The 150-word Review: Swede Levov, the protagonist from Philip Roth’s “American Pastoral” is a microcosm of the American century. As a young man, he was athletic, able, charismatic, designed for success, a paragon of American potential and assimilation. He was a manifestation of everything that was “good” with America.
Swede lives the American dream with his perfect family in an idyllic American town, but when his daughter commits a capricious act of political terror, Swede’s veneer of American bliss slowly crumbles and he becomes the embodiment of the turmoil and uncertainty that is also the American century.
Philip Roth’s ability to project sweeping themes upon his characters, while also focusing on their intimate failures and emotional idiosyncrasies with microscopic clarity, is unrivaled by any other contemporary author. Roth’s dissection of Swede Levov’s psyche transforms the bronze-like myth of “The Swede” into one of the most affecting tragic figures in all of American literature.

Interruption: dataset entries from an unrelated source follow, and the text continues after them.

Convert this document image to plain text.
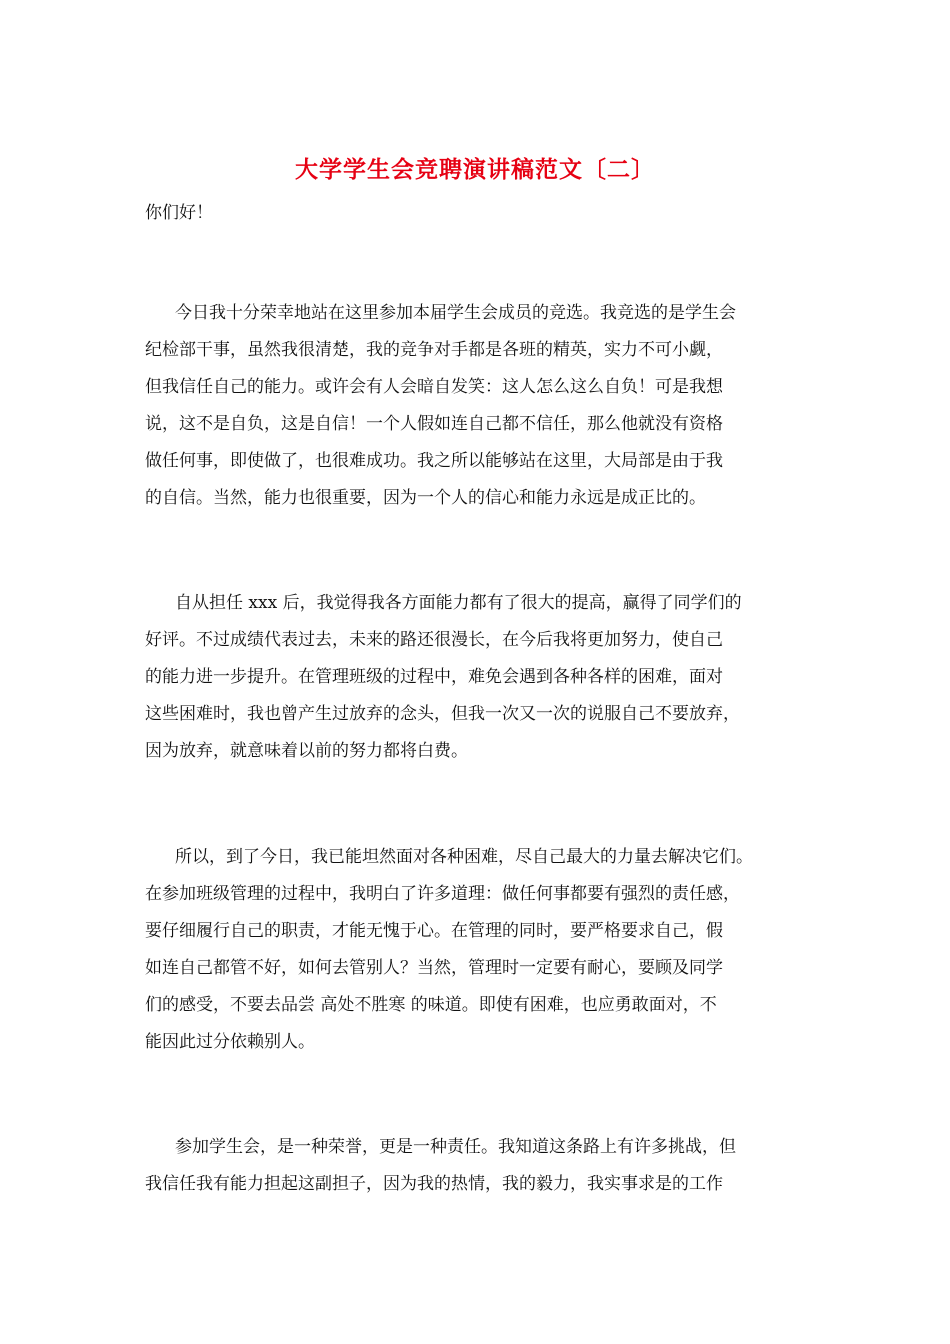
大学学生会竞聘演讲稿范文〔二〕
你们好！
今日我十分荣幸地站在这里参加本届学生会成员的竞选。我竞选的是学生会
纪检部干事，虽然我很清楚，我的竞争对手都是各班的精英，实力不可小觑，
但我信任自己的能力。或许会有人会暗自发笑：这人怎么这么自负！可是我想
说，这不是自负，这是自信！一个人假如连自己都不信任，那么他就没有资格
做任何事，即使做了，也很难成功。我之所以能够站在这里，大局部是由于我
的自信。当然，能力也很重要，因为一个人的信心和能力永远是成正比的。
自从担任 xxx 后，我觉得我各方面能力都有了很大的提高，赢得了同学们的
好评。不过成绩代表过去，未来的路还很漫长，在今后我将更加努力，使自己
的能力进一步提升。在管理班级的过程中，难免会遇到各种各样的困难，面对
这些困难时，我也曾产生过放弃的念头，但我一次又一次的说服自己不要放弃，
因为放弃，就意味着以前的努力都将白费。
所以，到了今日，我已能坦然面对各种困难，尽自己最大的力量去解决它们。
在参加班级管理的过程中，我明白了许多道理：做任何事都要有强烈的责任感，
要仔细履行自己的职责，才能无愧于心。在管理的同时，要严格要求自己，假
如连自己都管不好，如何去管别人？当然，管理时一定要有耐心，要顾及同学
们的感受，不要去品尝 高处不胜寒 的味道。即使有困难，也应勇敢面对，不
能因此过分依赖别人。
参加学生会，是一种荣誉，更是一种责任。我知道这条路上有许多挑战，但
我信任我有能力担起这副担子，因为我的热情，我的毅力，我实事求是的工作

Having this book on your shelf will impress: Harold Bloom, the Weather Underground, Nathan Zuckerman, anyone who sincerely wants to better understand the American experience, the Pulitzer Prize committee, New Jersey suburbanites, and glove makers.
This book will go great with: an American Sweetheart.
Set the mood with: Atlantic City by Bruce Springsteen.
Clavinism (stuff that will not make you look cool in a bar): Actually Norm, American Pastoral is narrated by Nathan Zuckerman, Roth’s literary alter ego.